I think Baptiste has a good point about using site vs station names as references for datasets.

I could imagine an approach where we have multiple types of l3 products:

Data source level

Station level

Site level

PennyHow commented 4 months ago

we need a get_l2 that processes transmission from L0 to a L2 file which then can be used by the BUFR processing

I added flexibility into the get_l3 function to also allow for L0 to L2 processing. This can be defined with the -l/--level option set to 2, like so:

$ get_l3 -c aws-l0/tx/config/NUK_U.toml -i aws-l0/tx -o aws-l2 -l 2

So yes, it is still called "get_l3" currently, but can also be used for the functionality you described in get_l2. I'm happy to rename it. I just want to keep the option of L0-to-L3 processing for development or other uses that we may need in the future.

The reason I am hesitant about your configuration is because a lot of the post-processing functionality (i.e. rounding, re-formating, resampling) is re-written from the pypromice.process.aws module into the CLI script. By having two instances of this functionality, it means we have to update and maintain it in both places which is a lot more work for us.

Version 3

getL0tx getL2 tx_files generate and publish BUFR files getL3 l2_tx_files getL2 raw_files joinL2 l2_tx_files l2_raw_files getL3 l2_joined_files Publish to fileshare

So currently this is what I think we are aiming for.
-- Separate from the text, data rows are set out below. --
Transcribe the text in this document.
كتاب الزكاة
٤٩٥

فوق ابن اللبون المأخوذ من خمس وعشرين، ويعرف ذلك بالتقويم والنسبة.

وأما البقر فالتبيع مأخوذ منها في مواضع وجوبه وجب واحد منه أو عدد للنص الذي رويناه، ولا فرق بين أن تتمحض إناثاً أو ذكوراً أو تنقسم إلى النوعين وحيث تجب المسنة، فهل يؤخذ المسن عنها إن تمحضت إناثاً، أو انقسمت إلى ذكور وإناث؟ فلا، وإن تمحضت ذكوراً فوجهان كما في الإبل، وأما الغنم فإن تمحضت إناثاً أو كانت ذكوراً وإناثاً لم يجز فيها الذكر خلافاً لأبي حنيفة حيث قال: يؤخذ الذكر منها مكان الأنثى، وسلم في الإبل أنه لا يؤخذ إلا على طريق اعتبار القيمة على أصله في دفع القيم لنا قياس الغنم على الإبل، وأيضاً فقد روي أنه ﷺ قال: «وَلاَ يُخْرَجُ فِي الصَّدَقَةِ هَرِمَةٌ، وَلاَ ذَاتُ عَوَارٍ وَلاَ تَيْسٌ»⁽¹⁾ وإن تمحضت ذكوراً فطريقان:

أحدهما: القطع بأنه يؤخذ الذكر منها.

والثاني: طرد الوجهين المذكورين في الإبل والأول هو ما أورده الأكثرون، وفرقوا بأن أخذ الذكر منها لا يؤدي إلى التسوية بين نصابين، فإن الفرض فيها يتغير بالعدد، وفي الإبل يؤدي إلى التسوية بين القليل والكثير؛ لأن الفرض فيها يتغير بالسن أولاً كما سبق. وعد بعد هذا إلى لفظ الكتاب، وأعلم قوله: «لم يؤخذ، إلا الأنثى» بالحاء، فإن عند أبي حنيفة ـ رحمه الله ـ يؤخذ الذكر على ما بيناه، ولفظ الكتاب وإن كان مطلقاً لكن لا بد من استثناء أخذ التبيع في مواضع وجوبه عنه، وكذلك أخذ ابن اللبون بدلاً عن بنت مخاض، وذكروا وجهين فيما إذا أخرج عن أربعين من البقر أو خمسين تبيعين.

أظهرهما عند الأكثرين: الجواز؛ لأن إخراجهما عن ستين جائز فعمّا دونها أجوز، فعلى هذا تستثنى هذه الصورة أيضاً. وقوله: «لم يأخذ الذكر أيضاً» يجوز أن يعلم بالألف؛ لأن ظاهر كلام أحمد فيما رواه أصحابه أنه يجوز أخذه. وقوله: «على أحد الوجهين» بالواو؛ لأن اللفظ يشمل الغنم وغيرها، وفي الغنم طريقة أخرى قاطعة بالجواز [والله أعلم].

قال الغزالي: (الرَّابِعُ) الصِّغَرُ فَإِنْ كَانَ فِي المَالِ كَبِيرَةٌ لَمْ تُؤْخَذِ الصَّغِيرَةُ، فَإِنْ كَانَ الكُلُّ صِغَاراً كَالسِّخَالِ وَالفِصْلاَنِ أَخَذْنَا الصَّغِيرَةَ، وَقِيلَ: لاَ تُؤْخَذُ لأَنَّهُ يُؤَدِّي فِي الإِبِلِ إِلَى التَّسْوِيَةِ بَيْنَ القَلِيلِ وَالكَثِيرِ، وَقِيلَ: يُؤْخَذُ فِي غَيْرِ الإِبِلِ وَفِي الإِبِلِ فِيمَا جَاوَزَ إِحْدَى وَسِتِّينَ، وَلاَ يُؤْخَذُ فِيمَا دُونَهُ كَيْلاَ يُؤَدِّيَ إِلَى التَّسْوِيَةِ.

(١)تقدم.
With the current pypromice modules/CLI scripts, it should look like this:

I think we are close!

PennyHow commented 4 months ago

There are a lot of new commits here now, but most of them are associated with de-bugging of a new Action for testing the get_l2 and get_l2tol3 CLI scripts.

Main changes

  1. pypromice.process.write contains all file loading functions (writeAll(), writeCSV(). writeNC(), getColNames())
  2. pypromice.process.resample contains all resampling functions (resample_dataset(), calculateSaturationVaporPressure())
  3. pypromice.process.test contains all unit tests, i.e. the TestProcess class
  4. pypromice.process.utilities contains all formatting, dataset populating, and metadata handling (roundValues(), reformat_time(), reformat_lon(), popCols(), addBasicMeta(), populateMeta(), addVars(), addMeta()
  5. pypromice.process.load contains all functions for writing L2/L3 datasets (getConfig(), getL0(), getVars(), getMeta())

To-do

And also to see what you guys think about these changes. Please feel free to modify.

BaptisteVandecrux commented 4 months ago

So the updated structure is: billede

I have now made an update of aws-operational-processing that uses the functions from this PR.
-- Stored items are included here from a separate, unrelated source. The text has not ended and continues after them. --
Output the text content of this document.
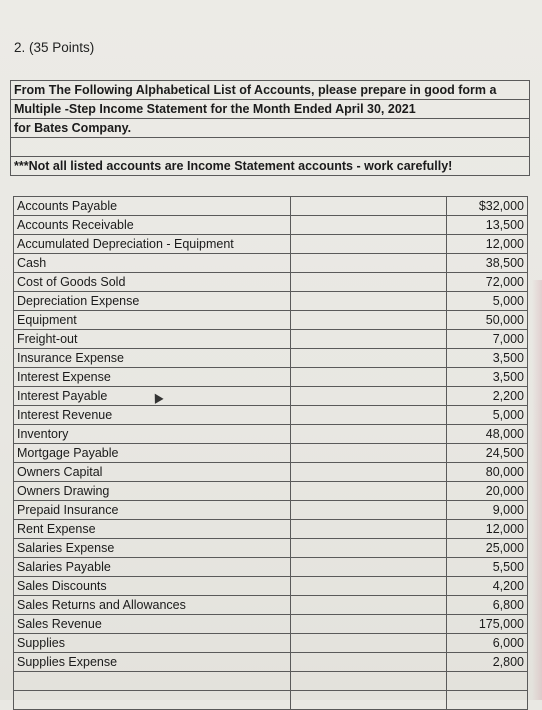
2. (35 Points)
From The Following Alphabetical List of Accounts, please prepare in good form a
Multiple -Step Income Statement for the Month Ended April 30, 2021
for Bates Company.

***Not all listed accounts are Income Statement accounts - work carefully!
Accounts Payable		$32,000
Accounts Receivable		13,500
Accumulated Depreciation - Equipment		12,000
Cash		38,500
Cost of Goods Sold		72,000
Depreciation Expense		5,000
Equipment		50,000
Freight-out		7,000
Insurance Expense		3,500
Interest Expense		3,500
Interest Payable		2,200
Interest Revenue		5,000
Inventory		48,000
Mortgage Payable		24,500
Owners Capital		80,000
Owners Drawing		20,000
Prepaid Insurance		9,000
Rent Expense		12,000
Salaries Expense		25,000
Salaries Payable		5,500
Sales Discounts		4,200
Sales Returns and Allowances		6,800
Sales Revenue		175,000
Supplies		6,000
Supplies Expense		2,800
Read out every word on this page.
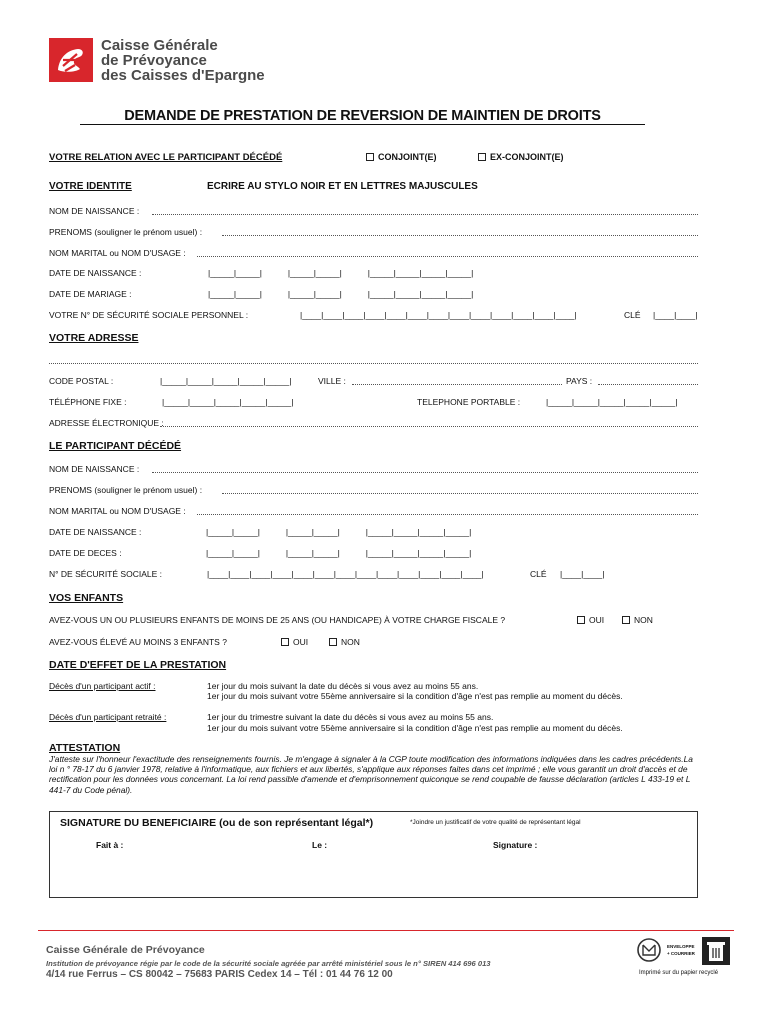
Caisse Générale
de Prévoyance
des Caisses d'Epargne
DEMANDE DE PRESTATION DE REVERSION DE MAINTIEN DE DROITS
VOTRE RELATION AVEC LE PARTICIPANT DÉCÉDÉ	CONJOINT(E)	EX-CONJOINT(E)
VOTRE IDENTITE	ECRIRE AU STYLO NOIR ET EN LETTRES MAJUSCULES
NOM DE NAISSANCE :
PRENOMS (souligner le prénom usuel) :
NOM MARITAL ou NOM D'USAGE :
DATE DE NAISSANCE :	|_____|_____|           |_____|_____|           |_____|_____|_____|_____|
DATE DE MARIAGE :	|_____|_____|           |_____|_____|           |_____|_____|_____|_____|
VOTRE N° DE SÉCURITÉ SOCIALE PERSONNEL :	|____|____|____|____|____|____|____|____|____|____|____|____|____|	CLÉ |____|____|
VOTRE ADRESSE
CODE POSTAL :	|_____|_____|_____|_____|_____|	VILLE :	PAYS :
TÉLÉPHONE FIXE :	|_____|_____|_____|_____|_____|	TELEPHONE PORTABLE :	|_____|_____|_____|_____|_____|
ADRESSE ÉLECTRONIQUE :
LE PARTICIPANT DÉCÉDÉ
NOM DE NAISSANCE :
PRENOMS (souligner le prénom usuel) :
NOM MARITAL ou NOM D'USAGE :
DATE DE NAISSANCE :	|_____|_____|           |_____|_____|           |_____|_____|_____|_____|
DATE DE DECES :	|_____|_____|           |_____|_____|           |_____|_____|_____|_____|
N° DE SÉCURITÉ SOCIALE :	|____|____|____|____|____|____|____|____|____|____|____|____|____|	CLÉ |____|____|
VOS ENFANTS
AVEZ-VOUS UN OU PLUSIEURS ENFANTS DE MOINS DE 25 ANS (OU HANDICAPE) À VOTRE CHARGE FISCALE ?	OUI	NON
AVEZ-VOUS ÉLEVÉ AU MOINS 3 ENFANTS ?	OUI	NON
DATE D'EFFET DE LA PRESTATION
Décès d'un participant actif :	1er jour du mois suivant la date du décès si vous avez au moins 55 ans.
1er jour du mois suivant votre 55ème anniversaire si la condition d'âge n'est pas remplie au moment du décès.
Décès d'un participant retraité :	1er jour du trimestre suivant la date du décès si vous avez au moins 55 ans.
1er jour du mois suivant votre 55ème anniversaire si la condition d'âge n'est pas remplie au moment du décès.
ATTESTATION
J'atteste sur l'honneur l'exactitude des renseignements fournis. Je m'engage à signaler à la CGP toute modification des informations indiquées dans les cadres précédents.La loi n ° 78-17 du 6 janvier 1978, relative à l'informatique, aux fichiers et aux libertés, s'applique aux réponses faites dans cet imprimé ; elle vous garantit un droit d'accès et de rectification pour les données vous concernant. La loi rend passible d'amende et d'emprisonnement quiconque se rend coupable de fausse déclaration (articles L 433-19 et L 441-7 du Code pénal).
SIGNATURE DU BENEFICIAIRE (ou de son représentant légal*)	*Joindre un justificatif de votre qualité de représentant légal
Fait à :	Le :	Signature :
Caisse Générale de Prévoyance
Institution de prévoyance régie par le code de la sécurité sociale agréée par arrêté ministériel sous le n° SIREN 414 696 013
4/14 rue Ferrus – CS 80042 – 75683 PARIS Cedex 14 – Tél : 01 44 76 12 00
ENVELOPPE
+ COURRIER
Imprimé sur du papier recyclé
The code has been running on glacio01 and posting the level_2 and level_3 on GitHub (if cloning level_3, make sure to use --depth 1).

The comparison between the aws-l3-dev (new) to aws-l3 (old) is available as timeseries plots or as scatter plots. All variables are identical except: q_h_u, q_h_l, dshf_h_u, dshf_h_l, dlhf_h_u, dlhf_h_l because in the previous version they were calculated from 10 minute data and then averaged, while now they are calculated from hourly averages directly.
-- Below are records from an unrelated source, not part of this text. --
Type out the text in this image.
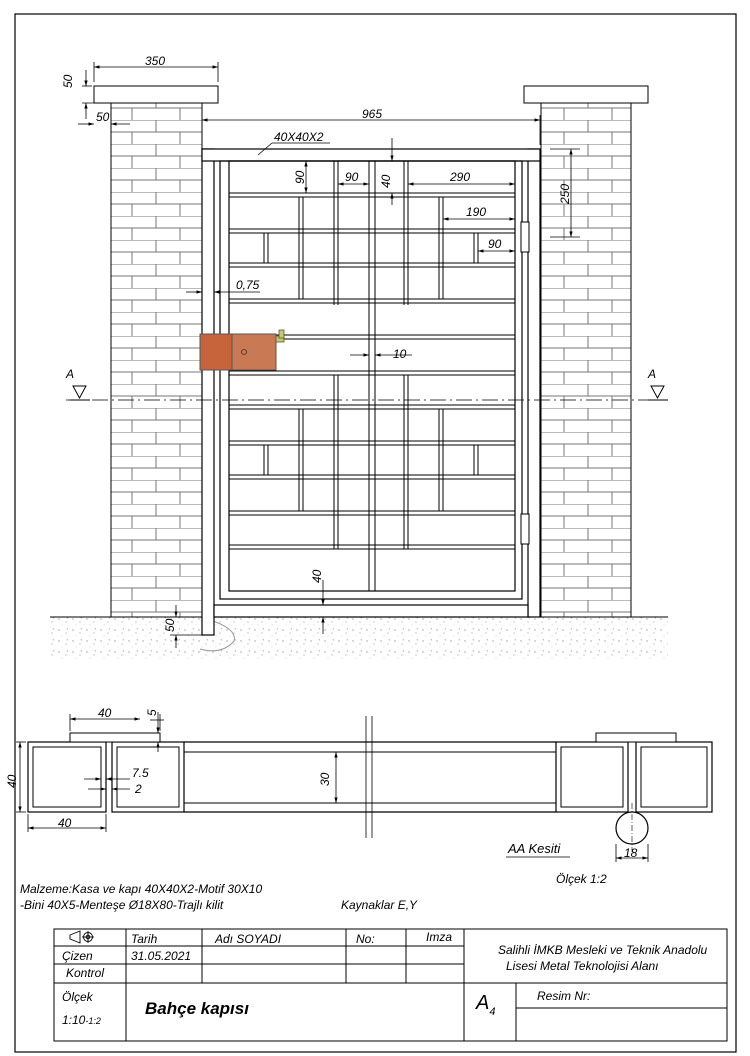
350
50
50	965
40X40X2
90	90 40	290
190
90
250
0,75
10
40
50
A	A
40	5
40
7.5
2
30
40
18
AA Kesiti
Ölçek 1:2
Malzeme:Kasa ve kapı 40X40X2-Motif 30X10
-Bini 40X5-Menteşe Ø18X80-Trajlı kilit	Kaynaklar E,Y
Tarih	Adı SOYADI	No:	Imza
Çizen	31.05.2021
Kontrol
Salihli İMKB Mesleki ve Teknik Anadolu
Lisesi Metal Teknolojisi Alanı
Ölçek
1:10-1:2
Bahçe kapısı	$A_4$
Resim Nr:
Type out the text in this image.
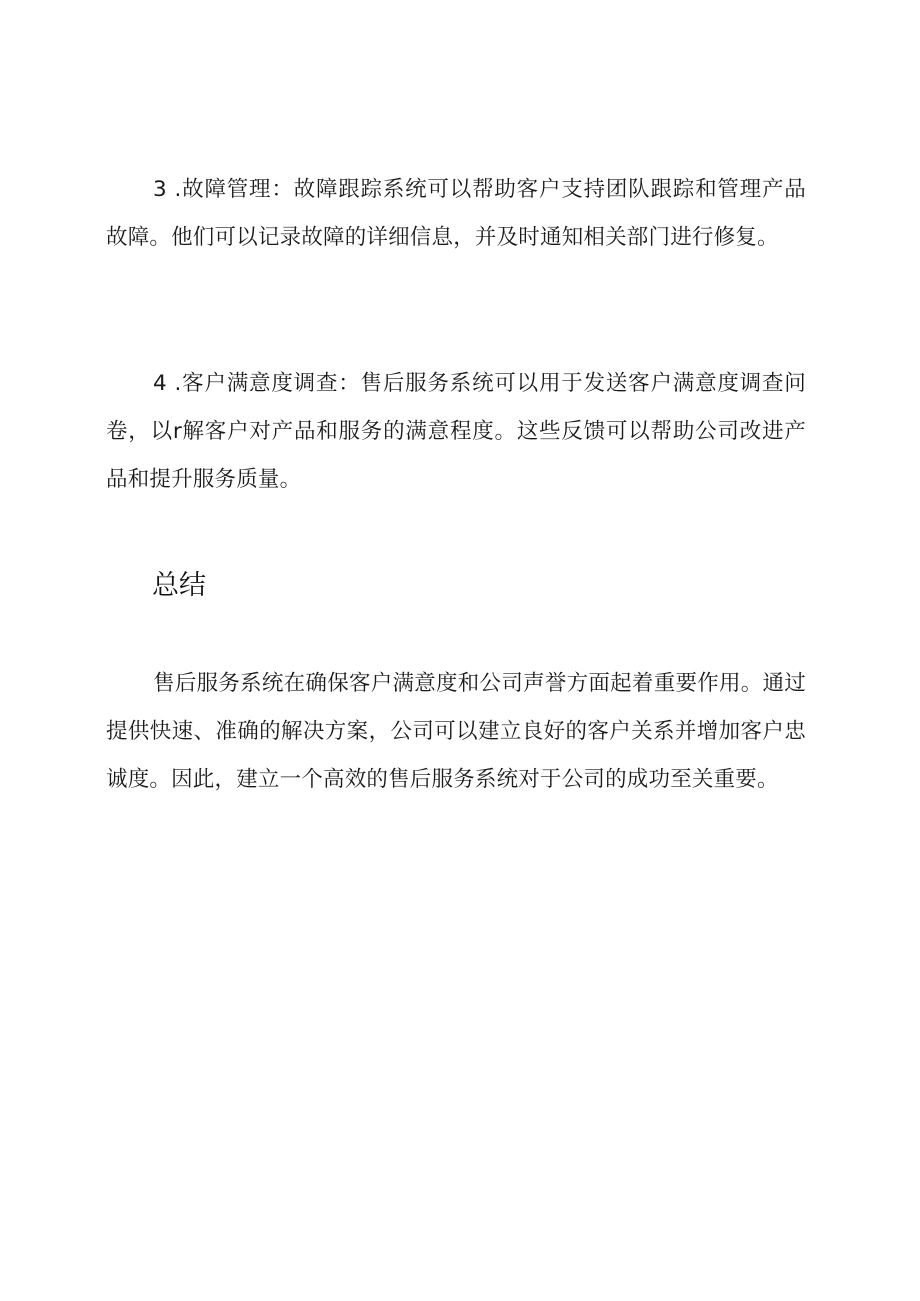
3 .故障管理：故障跟踪系统可以帮助客户支持团队跟踪和管理产品故障。他们可以记录故障的详细信息，并及时通知相关部门进行修复。

4 .客户满意度调查：售后服务系统可以用于发送客户满意度调查问卷，以r解客户对产品和服务的满意程度。这些反馈可以帮助公司改进产品和提升服务质量。

总结

售后服务系统在确保客户满意度和公司声誉方面起着重要作用。通过提供快速、准确的解决方案，公司可以建立良好的客户关系并增加客户忠诚度。因此，建立一个高效的售后服务系统对于公司的成功至关重要。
I'll be rebasing downstream PRs to this one and we can take the discussion to the next one, which is #252

PennyHow commented 4 months ago

Looks good @BaptisteVandecrux. Do you want us to begin looking at #252 and adding comments, or do you have some things to do on it beforehand?

BaptisteVandecrux commented 4 months ago

Looks good @BaptisteVandecrux. Do you want us to begin looking at #252 and adding comments, or do you have some things to do on it beforehand?

I need to adapt the scripts first now that I have a clearer idea about the structure. I'll let you know when it's ready!